In the photo, illustrating a story in which he (again) warns that he will stamp his feet a lot, he jolly well will, about bank bonuses, he is looking down towards the ground. His lips appear tense, his face rather drawn. And now that he is thought to be struggling, he looks well, rather sad, a bit lonely, hunted even. I have no idea when it was taken but the same photo can provoke different reactions according to circumstances past, present and future. It is the conventional wisdom that we put upon the photo that changes, not the photo itself.

Mr Assange, relegated to a single column in the FT, needless to say appears on the front of The Guardian (current circulation director Mr W Leaks).

Fair to say there is no clear conventional wisdom surrounding Mr Assange, who has only recently become very well-known. To some, he is a fearless campaigner for truth and freedom of information. To others, including some who know him well, he is a rather odd and attention-seeking individual with something of a Messiah complex, an aggressor now able to pose as victim. To some, he is a  menace to good governance, whose irresponsibility will provoke damage as yet unseen, and to some (ott) Americans a terrorist. And to two women in Sweden, he is a sex offender nonetheless able to garner unconditional support from lawyers and others normally at the front of the queue to defend women against attack by men.

In the picture selected for the front of the Guardian you can see all those things depending on your point of view. Think freedom fighter and the tired eyes and unshaven chin say he never stops working for the truth. Think attention seeker and you wonder how he managed to keep his hair (he is the David James of information campaigners when it comes to changing his hair) so well coiffed in prison and whether the vest plus unshaven look was, well, a look; like the look he gave from the prison van in a previous Guardian frontpage shot.
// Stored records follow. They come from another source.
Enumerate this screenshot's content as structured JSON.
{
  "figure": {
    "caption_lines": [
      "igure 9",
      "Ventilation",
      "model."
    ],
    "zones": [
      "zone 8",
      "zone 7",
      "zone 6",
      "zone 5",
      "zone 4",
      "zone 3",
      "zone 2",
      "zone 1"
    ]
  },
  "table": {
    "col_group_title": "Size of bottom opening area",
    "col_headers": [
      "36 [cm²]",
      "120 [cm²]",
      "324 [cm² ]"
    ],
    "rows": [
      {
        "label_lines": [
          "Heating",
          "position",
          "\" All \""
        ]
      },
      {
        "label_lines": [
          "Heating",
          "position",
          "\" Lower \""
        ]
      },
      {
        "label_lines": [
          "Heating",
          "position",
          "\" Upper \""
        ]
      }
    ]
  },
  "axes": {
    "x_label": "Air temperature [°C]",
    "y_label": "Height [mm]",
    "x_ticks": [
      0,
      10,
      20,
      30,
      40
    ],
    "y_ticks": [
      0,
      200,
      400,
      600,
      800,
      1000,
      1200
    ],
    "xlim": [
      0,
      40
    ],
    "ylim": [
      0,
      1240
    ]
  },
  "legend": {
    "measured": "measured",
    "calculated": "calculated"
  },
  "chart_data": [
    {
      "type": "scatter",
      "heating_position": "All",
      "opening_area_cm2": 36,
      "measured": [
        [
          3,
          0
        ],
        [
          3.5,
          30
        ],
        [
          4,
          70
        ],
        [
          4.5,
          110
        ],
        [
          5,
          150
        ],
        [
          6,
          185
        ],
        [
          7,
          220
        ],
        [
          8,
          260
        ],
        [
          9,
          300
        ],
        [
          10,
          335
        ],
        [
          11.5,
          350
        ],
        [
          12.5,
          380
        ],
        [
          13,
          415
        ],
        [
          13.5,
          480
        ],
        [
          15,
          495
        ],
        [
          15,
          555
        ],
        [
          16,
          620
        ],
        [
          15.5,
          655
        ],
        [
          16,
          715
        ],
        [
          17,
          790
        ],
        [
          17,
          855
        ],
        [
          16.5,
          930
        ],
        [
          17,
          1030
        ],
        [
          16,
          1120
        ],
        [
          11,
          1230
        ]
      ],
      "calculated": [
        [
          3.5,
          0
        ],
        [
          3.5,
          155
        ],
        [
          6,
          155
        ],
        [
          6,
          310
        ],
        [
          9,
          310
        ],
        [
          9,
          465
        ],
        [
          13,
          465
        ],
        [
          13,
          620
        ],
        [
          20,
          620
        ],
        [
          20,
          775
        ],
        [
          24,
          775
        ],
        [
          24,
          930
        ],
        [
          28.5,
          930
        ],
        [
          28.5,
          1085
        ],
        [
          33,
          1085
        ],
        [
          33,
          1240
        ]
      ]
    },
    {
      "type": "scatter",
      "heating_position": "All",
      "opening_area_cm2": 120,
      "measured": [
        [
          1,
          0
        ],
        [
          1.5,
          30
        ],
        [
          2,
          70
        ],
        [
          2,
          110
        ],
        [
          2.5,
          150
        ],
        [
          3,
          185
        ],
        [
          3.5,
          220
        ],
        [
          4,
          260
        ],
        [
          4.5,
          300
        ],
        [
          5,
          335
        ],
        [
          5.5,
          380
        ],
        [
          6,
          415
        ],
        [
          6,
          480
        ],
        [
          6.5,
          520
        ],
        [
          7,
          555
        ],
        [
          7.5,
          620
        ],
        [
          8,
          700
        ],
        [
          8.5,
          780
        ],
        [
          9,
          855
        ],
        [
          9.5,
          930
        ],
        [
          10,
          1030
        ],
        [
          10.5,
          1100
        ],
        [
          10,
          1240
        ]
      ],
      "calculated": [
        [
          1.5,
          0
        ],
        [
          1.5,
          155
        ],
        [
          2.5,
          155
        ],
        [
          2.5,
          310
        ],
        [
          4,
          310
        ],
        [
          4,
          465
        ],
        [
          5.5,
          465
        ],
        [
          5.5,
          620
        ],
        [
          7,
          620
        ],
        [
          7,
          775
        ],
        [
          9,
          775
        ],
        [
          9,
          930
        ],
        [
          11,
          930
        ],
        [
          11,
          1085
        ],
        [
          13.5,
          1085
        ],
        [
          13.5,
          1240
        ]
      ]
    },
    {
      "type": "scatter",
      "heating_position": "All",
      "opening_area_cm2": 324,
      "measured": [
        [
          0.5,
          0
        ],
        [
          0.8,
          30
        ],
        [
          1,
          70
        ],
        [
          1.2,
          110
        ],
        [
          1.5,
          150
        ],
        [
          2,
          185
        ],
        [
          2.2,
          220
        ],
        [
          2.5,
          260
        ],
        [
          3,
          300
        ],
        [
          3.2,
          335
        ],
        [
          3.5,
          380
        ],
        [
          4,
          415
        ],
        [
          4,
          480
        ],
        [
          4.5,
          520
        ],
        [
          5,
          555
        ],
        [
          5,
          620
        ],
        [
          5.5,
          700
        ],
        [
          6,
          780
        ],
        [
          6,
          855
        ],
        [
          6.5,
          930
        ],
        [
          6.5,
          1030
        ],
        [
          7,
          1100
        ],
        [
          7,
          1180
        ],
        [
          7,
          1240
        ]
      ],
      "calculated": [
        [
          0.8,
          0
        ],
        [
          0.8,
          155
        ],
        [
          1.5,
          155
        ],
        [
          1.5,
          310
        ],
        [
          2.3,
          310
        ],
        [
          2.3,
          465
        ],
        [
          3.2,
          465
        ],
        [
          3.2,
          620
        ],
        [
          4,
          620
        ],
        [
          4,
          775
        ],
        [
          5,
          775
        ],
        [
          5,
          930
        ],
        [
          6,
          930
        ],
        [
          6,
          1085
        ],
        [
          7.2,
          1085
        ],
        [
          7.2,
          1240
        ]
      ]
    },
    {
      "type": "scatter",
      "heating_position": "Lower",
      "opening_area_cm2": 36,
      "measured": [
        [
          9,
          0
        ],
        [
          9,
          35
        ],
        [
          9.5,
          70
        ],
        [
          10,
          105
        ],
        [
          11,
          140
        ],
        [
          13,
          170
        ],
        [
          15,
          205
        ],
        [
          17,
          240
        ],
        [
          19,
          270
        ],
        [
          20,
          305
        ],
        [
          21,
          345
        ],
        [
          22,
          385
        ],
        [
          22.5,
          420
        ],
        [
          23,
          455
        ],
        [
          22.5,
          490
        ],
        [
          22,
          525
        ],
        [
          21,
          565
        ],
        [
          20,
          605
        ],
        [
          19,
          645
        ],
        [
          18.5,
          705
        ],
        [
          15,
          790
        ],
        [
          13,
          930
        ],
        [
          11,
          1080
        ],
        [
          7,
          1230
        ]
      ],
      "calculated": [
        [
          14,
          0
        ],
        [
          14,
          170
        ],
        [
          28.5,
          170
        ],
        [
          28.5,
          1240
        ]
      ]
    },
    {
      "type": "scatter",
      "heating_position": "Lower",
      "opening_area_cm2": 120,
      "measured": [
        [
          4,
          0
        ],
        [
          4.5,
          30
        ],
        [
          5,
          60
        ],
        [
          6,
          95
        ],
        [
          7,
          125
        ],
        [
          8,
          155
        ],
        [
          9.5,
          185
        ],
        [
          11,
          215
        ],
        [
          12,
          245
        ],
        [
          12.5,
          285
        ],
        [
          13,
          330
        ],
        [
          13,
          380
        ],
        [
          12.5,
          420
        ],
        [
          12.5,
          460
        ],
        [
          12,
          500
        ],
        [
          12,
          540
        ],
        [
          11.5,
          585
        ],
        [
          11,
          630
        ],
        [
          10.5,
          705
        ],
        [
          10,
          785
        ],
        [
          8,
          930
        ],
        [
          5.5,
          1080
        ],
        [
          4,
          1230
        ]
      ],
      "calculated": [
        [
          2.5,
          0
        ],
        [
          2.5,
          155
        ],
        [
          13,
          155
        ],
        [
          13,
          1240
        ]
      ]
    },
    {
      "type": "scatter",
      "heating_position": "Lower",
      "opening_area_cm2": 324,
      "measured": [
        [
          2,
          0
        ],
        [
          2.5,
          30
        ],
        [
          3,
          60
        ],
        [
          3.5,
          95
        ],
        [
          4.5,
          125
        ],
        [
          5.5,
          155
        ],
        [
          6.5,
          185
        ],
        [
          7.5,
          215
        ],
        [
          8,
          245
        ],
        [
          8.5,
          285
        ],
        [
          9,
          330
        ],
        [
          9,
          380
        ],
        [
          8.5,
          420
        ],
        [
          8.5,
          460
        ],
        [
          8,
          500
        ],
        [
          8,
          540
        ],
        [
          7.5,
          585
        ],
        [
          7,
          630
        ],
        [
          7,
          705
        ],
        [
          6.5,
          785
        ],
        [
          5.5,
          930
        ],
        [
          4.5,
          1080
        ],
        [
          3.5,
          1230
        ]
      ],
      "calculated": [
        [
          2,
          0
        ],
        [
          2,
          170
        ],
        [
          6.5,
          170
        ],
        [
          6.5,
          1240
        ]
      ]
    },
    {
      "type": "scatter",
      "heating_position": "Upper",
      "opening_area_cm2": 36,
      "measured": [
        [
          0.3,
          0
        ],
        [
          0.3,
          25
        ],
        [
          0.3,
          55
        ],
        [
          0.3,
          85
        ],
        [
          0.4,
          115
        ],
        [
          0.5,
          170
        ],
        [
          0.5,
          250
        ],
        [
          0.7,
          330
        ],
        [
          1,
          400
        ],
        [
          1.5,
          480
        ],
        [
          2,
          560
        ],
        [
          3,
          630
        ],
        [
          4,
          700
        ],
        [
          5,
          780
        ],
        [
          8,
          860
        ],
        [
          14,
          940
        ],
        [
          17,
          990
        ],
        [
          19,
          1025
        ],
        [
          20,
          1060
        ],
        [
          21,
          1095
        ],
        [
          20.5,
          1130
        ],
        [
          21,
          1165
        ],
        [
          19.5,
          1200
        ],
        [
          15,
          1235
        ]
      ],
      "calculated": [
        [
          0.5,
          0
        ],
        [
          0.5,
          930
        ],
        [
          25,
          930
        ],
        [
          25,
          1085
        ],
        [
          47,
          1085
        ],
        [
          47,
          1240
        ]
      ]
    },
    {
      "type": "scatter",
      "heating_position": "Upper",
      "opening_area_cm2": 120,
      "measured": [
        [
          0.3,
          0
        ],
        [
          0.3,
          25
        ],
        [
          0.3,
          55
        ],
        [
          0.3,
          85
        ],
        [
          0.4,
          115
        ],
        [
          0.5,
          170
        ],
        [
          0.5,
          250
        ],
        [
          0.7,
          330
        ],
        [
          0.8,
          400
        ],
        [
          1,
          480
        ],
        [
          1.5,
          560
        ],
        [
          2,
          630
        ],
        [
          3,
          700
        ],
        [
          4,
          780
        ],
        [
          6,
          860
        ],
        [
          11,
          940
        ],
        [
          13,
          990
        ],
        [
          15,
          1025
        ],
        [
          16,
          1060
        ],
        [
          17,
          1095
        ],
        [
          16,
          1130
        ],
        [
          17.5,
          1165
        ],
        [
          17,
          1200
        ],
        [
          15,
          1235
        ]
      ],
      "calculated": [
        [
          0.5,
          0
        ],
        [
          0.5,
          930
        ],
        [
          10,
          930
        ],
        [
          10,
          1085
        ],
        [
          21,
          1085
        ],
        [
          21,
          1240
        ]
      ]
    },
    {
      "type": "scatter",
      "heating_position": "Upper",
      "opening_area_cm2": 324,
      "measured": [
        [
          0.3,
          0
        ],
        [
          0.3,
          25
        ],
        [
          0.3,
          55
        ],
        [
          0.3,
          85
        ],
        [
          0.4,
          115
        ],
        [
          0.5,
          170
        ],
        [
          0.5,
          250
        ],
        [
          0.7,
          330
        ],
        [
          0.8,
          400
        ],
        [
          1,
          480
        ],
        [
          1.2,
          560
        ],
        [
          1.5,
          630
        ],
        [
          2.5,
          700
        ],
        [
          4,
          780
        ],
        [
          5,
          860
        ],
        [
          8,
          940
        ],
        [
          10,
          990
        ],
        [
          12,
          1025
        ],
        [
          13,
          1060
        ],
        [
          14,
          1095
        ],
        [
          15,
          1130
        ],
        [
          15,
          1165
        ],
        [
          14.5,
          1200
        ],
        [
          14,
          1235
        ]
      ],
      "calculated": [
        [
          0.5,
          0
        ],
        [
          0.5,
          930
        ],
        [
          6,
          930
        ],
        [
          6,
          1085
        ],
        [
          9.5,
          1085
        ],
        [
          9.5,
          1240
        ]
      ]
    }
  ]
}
Think menace and he looks rather threatening. Think sex offence and he looks a bit seedy. But the point is the photo can challenge as well as vindicate whatever view people may hold.

The best conventional wisdom challenger is the photo in the FT of Obama visiting US troops in Afghanistan. I love it, and wish that I could show it here.

The current conventional wisdom of Obama is that he was a great candidate but has been a let down as president. A spin-off from that CW is that he has been weak on defence matters and is not popular with the military.

Yet the hope and enthusiasm in the eyes of the troops is every bit as powerful as the feelings which overwhelmed so many during his election. At the back, virtually everyone (apart from a member of his staff, the only non-uniformed person in the picture) is trying to get Obama’s picture. In the middle, everyone is smiling (apart from said staff member) We cannot see if Obama is smiling because he has his back to us, and a woman soldier is hugging him, her face a picture of sheer happiness . At the front, all around him and her, they have joy on their faces and love in their eyes. It rather cheered me up. I like it when CWs turn out to be wrong.